Terdengar suara orang sedang mengobrol di ruang tamu saat aku turun dari kamar. Mungkin itu suara mama dan Tante Wanda yang sedang berbincang. Tapi saat aku semakin dekat, suaranya tidak terdengar seperti suara mama.

"Alva.." pekikku ketika melihat siapa lawan bicara Tante Wanda.

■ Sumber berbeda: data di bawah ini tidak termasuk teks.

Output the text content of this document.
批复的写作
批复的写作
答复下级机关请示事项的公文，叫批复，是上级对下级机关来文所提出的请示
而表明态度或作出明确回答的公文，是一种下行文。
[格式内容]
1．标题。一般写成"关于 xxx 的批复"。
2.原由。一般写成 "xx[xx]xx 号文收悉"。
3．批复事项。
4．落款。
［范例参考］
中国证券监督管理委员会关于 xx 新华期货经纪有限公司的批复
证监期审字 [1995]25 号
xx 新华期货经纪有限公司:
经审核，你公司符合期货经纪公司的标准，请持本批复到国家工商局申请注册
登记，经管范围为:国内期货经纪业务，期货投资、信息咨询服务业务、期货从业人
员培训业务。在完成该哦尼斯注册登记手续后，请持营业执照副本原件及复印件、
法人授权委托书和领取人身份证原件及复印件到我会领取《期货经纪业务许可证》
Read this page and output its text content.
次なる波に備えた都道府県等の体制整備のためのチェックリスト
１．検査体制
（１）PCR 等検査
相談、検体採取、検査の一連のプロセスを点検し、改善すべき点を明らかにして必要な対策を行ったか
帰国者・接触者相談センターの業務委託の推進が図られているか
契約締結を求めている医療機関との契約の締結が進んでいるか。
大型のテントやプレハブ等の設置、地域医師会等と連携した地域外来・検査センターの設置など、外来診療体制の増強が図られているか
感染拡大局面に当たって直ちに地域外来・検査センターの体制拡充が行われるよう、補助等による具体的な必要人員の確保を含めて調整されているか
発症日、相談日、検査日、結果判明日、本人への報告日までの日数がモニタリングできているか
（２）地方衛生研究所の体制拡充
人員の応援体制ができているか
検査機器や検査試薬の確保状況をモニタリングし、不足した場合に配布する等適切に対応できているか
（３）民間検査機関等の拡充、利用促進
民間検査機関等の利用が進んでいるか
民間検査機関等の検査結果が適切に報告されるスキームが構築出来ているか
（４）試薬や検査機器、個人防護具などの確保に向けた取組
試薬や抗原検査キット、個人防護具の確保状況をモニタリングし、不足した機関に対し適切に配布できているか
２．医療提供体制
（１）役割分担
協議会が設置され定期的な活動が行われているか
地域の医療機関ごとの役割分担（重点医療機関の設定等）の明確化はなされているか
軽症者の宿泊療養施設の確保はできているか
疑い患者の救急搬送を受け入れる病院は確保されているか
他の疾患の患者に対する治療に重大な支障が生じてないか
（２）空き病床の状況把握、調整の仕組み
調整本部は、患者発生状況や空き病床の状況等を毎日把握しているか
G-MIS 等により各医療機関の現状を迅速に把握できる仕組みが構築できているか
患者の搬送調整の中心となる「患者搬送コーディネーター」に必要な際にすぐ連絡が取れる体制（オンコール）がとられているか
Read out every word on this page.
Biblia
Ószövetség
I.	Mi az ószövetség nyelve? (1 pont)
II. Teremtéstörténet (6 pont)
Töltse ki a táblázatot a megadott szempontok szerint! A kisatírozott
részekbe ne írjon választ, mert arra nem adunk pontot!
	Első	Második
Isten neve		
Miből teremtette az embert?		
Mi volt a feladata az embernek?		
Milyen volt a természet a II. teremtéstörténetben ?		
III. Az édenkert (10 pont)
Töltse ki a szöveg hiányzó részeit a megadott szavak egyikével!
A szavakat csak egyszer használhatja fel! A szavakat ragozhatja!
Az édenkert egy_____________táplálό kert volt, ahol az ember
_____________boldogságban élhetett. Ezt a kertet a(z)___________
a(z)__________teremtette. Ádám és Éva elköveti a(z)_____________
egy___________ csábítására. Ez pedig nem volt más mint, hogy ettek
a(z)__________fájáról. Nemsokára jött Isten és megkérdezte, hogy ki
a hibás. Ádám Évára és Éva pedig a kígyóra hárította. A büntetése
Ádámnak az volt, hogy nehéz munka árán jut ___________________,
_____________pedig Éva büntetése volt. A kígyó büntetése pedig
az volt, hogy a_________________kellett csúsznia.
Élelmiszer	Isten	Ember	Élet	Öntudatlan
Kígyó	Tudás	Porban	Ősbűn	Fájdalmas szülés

Alva dan Tante Wanda menoleh kearahku. Tante Wanda beranjak dari tempatnya duduk lalu pergi meninggalkan kami. Aku mendekat lalu duduk disebelah Alva. Wajahnya begitu lelah. Bingung. Sudah di deskripsikan.

"Kamu marah sama aku?" Katanya pelan.

Aku menggeleng pelan.

"Aku minta maaf kalau cincin yang aku kasih bikin kamu bingung. Aku tau ini terlalu cepat buat kamu." Katanya lagi.

Aku bisa melihat garis matanya yang turun dan tak seceria biasanya. Matanya menyiratkan banyak kesedihan ketika aku menatap dalam matanya. Ragu bibirnya saat berkata-kata. Sudah jelas dia sangat bersedih dengan keadaan yang aku beri.

"Kamu nggak salah, Va." Jawabku.

"Aku mau kok ngejalanin semua ini kedepannya bareng sama kamu. Kalau kamu yakin sama aku, nggak ada alasan aku buat nggak yakin kan sama kamu, kan." Lanjutku.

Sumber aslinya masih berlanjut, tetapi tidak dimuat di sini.